The next question to ask is the performance of the QUICK method. By using only a small percent of the original data, can we still do as good as standard learners like k-NN and CART? Our experiments showed that "we can" and that is the beauty of it. We can find a really small subset of the data that contains the essential content and still perform as good as standard learners that use all the data. To summarize, our data sets may be not as big as we think they are!

If you have read until this point, I believe I have your attention and I may convince you to take a look at our paper for much more details. In case I convinced you, below is the abstract and here is the link of the paper.


Active Learning and Effort Estimation: Finding the Essential Content
of Software Effort Estimation Data 
Ekrem Kocaguneli, Student Member, IEEE, Tim Menzies, Member, IEEE, Jacky Keung, Member, IEEE, David Cok, Member, IEEE, Ray Madachy, Member, IEEE
Background: Do we always need complex methods for software effort estimation (SEE)? 
Aim: To characterize the essential content of SEE data; i.e. the least number of features and instances required to capture the information within SEE data. If the essential content is very small then (1) the contained information must be very brief and (2) the value-added of complex learning schemes must be minimal. 
Method: Our QUICK method computes the Euclidean distance between rows (instances) and columns (features) of SEE data; then prunes synonyms (similar features) and outliers (distant instances); then assesses the reduced data by comparing predictions from (1) a simple learner using the reduced data and (2) a state-of-the-art learner (CART) using all data. Performance is measured using hold-out experiments and expressed in terms of mean and median MRE, MAR, PRED(25), MBRE, MIBRE, or MMER. 

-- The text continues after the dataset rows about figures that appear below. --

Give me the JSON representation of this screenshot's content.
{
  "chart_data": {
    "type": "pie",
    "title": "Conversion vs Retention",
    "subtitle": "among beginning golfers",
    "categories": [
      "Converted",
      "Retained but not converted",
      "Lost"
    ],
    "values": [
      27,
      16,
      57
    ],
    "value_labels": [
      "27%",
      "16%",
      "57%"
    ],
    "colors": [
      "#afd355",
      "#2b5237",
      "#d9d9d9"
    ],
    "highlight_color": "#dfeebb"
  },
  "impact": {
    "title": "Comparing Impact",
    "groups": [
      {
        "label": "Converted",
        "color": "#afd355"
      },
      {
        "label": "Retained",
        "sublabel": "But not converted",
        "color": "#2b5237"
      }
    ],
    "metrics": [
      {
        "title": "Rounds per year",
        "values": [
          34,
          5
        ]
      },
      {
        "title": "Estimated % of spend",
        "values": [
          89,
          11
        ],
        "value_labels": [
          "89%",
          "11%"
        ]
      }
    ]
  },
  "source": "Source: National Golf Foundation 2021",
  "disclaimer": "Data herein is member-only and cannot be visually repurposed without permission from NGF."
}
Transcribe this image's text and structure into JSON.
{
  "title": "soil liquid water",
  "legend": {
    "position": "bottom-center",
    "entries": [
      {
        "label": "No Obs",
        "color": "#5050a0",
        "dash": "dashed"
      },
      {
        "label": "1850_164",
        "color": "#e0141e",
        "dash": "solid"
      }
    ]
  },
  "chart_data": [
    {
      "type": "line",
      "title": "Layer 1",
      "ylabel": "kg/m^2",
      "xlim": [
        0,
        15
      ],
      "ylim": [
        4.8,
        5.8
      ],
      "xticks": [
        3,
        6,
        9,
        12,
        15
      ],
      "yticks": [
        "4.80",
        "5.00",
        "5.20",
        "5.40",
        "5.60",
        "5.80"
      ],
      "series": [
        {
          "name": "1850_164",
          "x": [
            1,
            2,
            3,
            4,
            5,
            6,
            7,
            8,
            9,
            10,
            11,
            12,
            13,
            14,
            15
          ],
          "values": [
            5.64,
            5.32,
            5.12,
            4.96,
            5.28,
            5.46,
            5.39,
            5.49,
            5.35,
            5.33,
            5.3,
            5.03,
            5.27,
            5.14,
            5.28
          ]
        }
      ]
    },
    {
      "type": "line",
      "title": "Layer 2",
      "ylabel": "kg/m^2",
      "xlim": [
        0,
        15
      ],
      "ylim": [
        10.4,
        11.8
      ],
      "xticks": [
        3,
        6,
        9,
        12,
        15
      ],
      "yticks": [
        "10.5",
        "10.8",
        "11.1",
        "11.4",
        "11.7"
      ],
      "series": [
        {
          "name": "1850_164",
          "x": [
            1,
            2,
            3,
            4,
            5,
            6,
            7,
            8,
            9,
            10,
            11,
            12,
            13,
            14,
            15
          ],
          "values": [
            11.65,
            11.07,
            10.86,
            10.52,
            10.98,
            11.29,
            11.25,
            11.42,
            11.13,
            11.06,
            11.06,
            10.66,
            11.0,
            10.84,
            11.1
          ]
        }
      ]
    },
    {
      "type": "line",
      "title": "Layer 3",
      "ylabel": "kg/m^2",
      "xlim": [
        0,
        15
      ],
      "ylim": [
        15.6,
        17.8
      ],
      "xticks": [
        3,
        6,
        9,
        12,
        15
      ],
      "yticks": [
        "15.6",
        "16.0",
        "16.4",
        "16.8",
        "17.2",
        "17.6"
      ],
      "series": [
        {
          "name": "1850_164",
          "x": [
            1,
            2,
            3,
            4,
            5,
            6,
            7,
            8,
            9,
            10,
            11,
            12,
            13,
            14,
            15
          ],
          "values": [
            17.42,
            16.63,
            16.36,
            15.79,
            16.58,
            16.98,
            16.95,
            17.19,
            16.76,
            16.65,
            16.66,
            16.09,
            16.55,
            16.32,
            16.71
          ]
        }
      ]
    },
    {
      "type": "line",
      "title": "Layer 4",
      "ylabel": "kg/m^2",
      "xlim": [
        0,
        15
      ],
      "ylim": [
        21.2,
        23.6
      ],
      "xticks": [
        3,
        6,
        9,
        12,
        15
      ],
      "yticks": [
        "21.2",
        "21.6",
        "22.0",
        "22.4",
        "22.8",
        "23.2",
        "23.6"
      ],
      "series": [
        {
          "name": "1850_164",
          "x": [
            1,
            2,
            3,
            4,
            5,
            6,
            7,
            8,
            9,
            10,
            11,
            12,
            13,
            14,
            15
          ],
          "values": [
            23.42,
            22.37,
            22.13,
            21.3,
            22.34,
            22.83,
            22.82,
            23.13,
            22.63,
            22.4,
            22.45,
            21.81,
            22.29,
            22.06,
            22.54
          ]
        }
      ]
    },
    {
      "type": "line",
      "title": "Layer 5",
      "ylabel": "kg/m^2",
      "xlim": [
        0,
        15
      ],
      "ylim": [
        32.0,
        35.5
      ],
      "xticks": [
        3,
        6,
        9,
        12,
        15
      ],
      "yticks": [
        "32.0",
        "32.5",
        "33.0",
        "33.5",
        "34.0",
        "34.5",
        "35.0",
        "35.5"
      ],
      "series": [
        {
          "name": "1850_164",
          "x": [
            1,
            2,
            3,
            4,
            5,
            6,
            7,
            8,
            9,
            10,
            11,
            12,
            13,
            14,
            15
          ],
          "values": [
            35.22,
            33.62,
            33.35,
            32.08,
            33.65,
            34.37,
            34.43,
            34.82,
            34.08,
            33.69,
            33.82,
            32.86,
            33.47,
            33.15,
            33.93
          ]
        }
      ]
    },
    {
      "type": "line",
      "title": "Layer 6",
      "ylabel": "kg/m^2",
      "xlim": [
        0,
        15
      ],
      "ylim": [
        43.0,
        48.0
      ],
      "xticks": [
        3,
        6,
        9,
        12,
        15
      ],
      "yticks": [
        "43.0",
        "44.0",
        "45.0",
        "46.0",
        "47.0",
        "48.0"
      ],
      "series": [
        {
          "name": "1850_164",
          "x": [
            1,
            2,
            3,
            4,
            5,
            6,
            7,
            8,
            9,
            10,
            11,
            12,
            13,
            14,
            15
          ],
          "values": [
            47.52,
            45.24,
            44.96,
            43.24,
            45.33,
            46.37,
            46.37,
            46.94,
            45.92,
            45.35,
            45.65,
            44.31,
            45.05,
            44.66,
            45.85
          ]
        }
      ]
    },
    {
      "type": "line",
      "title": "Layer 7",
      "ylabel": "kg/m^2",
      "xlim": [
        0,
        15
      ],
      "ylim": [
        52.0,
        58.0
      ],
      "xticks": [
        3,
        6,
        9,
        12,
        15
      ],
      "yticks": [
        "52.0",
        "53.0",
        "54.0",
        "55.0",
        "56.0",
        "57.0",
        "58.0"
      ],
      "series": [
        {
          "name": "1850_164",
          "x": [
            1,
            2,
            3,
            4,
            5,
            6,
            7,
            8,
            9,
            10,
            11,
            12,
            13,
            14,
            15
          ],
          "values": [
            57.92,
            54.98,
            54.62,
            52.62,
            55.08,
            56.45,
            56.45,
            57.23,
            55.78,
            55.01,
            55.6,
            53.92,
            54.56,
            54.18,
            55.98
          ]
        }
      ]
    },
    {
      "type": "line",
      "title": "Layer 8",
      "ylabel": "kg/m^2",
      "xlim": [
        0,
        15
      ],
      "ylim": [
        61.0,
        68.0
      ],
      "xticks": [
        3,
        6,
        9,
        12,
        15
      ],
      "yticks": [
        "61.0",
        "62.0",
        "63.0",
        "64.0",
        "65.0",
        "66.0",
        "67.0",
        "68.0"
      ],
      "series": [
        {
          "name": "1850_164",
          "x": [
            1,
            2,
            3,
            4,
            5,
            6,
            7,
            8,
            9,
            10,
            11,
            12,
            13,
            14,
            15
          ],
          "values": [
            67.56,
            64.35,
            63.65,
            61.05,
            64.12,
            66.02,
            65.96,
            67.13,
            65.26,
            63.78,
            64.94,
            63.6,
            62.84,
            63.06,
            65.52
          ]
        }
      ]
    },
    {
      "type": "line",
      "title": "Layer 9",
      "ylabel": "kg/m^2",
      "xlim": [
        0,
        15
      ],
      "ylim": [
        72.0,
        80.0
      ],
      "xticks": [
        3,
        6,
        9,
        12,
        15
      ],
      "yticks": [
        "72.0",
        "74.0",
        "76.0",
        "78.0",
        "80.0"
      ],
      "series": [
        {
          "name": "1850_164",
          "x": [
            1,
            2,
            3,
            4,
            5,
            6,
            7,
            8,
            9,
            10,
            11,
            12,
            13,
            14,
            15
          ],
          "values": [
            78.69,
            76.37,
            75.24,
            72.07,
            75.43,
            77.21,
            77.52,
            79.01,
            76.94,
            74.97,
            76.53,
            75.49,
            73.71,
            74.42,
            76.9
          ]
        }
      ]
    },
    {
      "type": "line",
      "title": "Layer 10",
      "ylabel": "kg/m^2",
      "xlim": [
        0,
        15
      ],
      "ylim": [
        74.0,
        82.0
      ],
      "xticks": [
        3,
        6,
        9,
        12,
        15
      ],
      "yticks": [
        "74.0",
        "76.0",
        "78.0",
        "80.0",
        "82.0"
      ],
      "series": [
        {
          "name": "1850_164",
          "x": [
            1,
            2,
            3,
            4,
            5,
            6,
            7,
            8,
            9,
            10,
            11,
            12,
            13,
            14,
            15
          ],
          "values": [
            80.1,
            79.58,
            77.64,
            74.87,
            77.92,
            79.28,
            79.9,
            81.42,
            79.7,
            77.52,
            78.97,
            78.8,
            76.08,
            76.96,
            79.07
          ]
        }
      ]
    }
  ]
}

Results: For 18 data sets, QUICK pruned 69% to 96% of the training data (median=89%). K=1 nearest neighbor predictions (in the reduced data) performed as well as CART’s predictions (using all data). 
Conclusion: The essential content of some SEE data sets is very small. Complex estimation methods may be over-elaborate for such data sets and can be simplified. We offer QUICK as an example of such a simpler SEE method.